First though, lets talk about mechanics. While the Pathfinder class I alluded to in the first post forms the core of the idea for this campaign, it was built with the intent of plugging it into existing Pathfinder games, and thus not quite as Pokémon-y as I'm trying to capture with this one. Also the short amount of time I gave myself for kicking this game off did not allow a lot of refinement. To the end of giving the game a stronger Pokémon feel, here are some quick ground rules I've laid. Most of this is reskinning, but some are new rules that I'll need to better document and clarify in the future.
- Pokémon gain experience separately from their trainers. The PCs gain experience from encounters, gaining abilities as per the Eldritch Tamer class, but this has no real effect on their Pokémon (mostly relevant for increasing their hit points, skill points, and attack rolls for throwing poké-balls). Each Pokémon has its own separate experience total, and, because the PCs are likely to have large numbers of them in rotation, and combat in the game is almost exclusively focused on the Pokémon, they need considerably less experience than their trainers to gain levels.
- Since Pokémon level is not tied to PC level, the "spells" known by the Pokémon are not dependent on the PC. The more Pathfinder-focused version of the Eldritch Tamer has a finite number of spells per day which are drawn from a list of abilities known by the beast they have deployed. For Poké-finder, each spell ("move") known by the Pokémon is usable once per encounter (to help encourage rotation and discourage over-reliance on a single uber-Pokémon), excluding basic attacks like claws and bites. All moves known by the Pokémon are based on Pathfinder spells but re-skinned to Pokémon moves (i.e. the Rain Dance move is the Cloud Burst Pathfinder spell).

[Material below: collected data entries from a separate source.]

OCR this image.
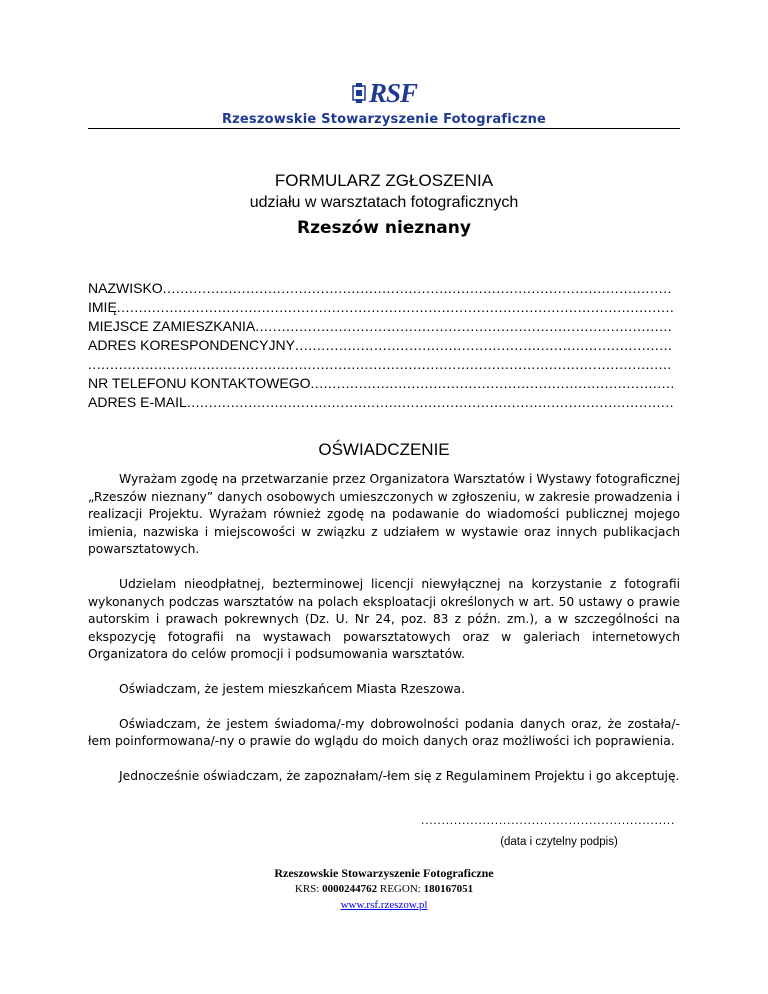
RSF
Rzeszowskie Stowarzyszenie Fotograficzne
FORMULARZ ZGŁOSZENIA
udziału w warsztatach fotograficznych
Rzeszów nieznany
NAZWISKO
.....
IMIĘ
.....
MIEJSCE ZAMIESZKANIA
.....
ADRES KORESPONDENCYJNY
.....
.....
NR TELEFONU KONTAKTOWEGO
.....
ADRES E-MAIL
.....
OŚWIADCZENIE

Wyrażam zgodę na przetwarzanie przez Organizatora Warsztatów i Wystawy fotograficznej „Rzeszów nieznany” danych osobowych umieszczonych w zgłoszeniu, w zakresie prowadzenia i realizacji Projektu. Wyrażam również zgodę na podawanie do wiadomości publicznej mojego imienia, nazwiska i miejscowości w związku z udziałem w wystawie oraz innych publikacjach powarsztatowych.

Udzielam nieodpłatnej, bezterminowej licencji niewyłącznej na korzystanie z fotografii wykonanych podczas warsztatów na polach eksploatacji określonych w art. 50 ustawy o prawie autorskim i prawach pokrewnych (Dz. U. Nr 24, poz. 83 z późn. zm.), a w szczególności na ekspozycję fotografii na wystawach powarsztatowych oraz w galeriach internetowych Organizatora do celów promocji i podsumowania warsztatów.

Oświadczam, że jestem mieszkańcem Miasta Rzeszowa.

Oświadczam, że jestem świadoma/-my dobrowolności podania danych oraz, że została/-łem poinformowana/-ny o prawie do wglądu do moich danych oraz możliwości ich poprawienia.

Jednocześnie oświadczam, że zapoznałam/-łem się z Regulaminem Projektu i go akceptuję.

..............................................................
(data i czytelny podpis)
Rzeszowskie Stowarzyszenie Fotograficzne
KRS: 0000244762 REGON: 180167051
www.rsf.rzeszow.pl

- All Pokémon have defenses and weaknesses as per their Type, with Double, Half, or No damage as appropriate. Moves/Spells with obvious types (such as spells that deal Fire or Lightning damage) match up in the obvious way. Types that are less obvious have some guidelines (i.e. spells with the Evil descriptor are "Dark" type, all other spells from the Necromancy school are "Ghost" type, moves based on Psionic Powers are "Psychic" type, etc.), but no hard, documented rule yet. [working on this one]
- All standard attacks (Claw, Bite, Slam, etc.) possessed by the Pokémon are of the same type as the Pokémon (choose one for multi-type Pokémon). For example a Steel-type with a claw attack would count as using a Steel-type attack when using its claws ("Metal Claw" if you will) or an Electric-type using a bite attack would count as using an Electric move ("Thunder Fang").
- Standard Pathfinder resistances such as Fire Resistance or Damage Reduction are removed or ignored in favor of Pokémon type-based defenses.
- Eldritch Tamers do not have a Charisma-based limit on the number of creatures they can catch. Instead they use Poké Balls, and may have no more than six with them at any given time, and manage them through use of a Pokédex.
- All combat encounters in the adventures are replaced with either wild Pokémon (to be fought and caught) or enemy Trainers with their own Pokémon to fight.
- All treasure dropped is converted to Pokémon-themed items. Weapons are Poké Balls, Wands and Scrolls of spells are TMs that can be used to teach different spells to the PC's Pokémon, Potions are Potions (hey that's easy), etc.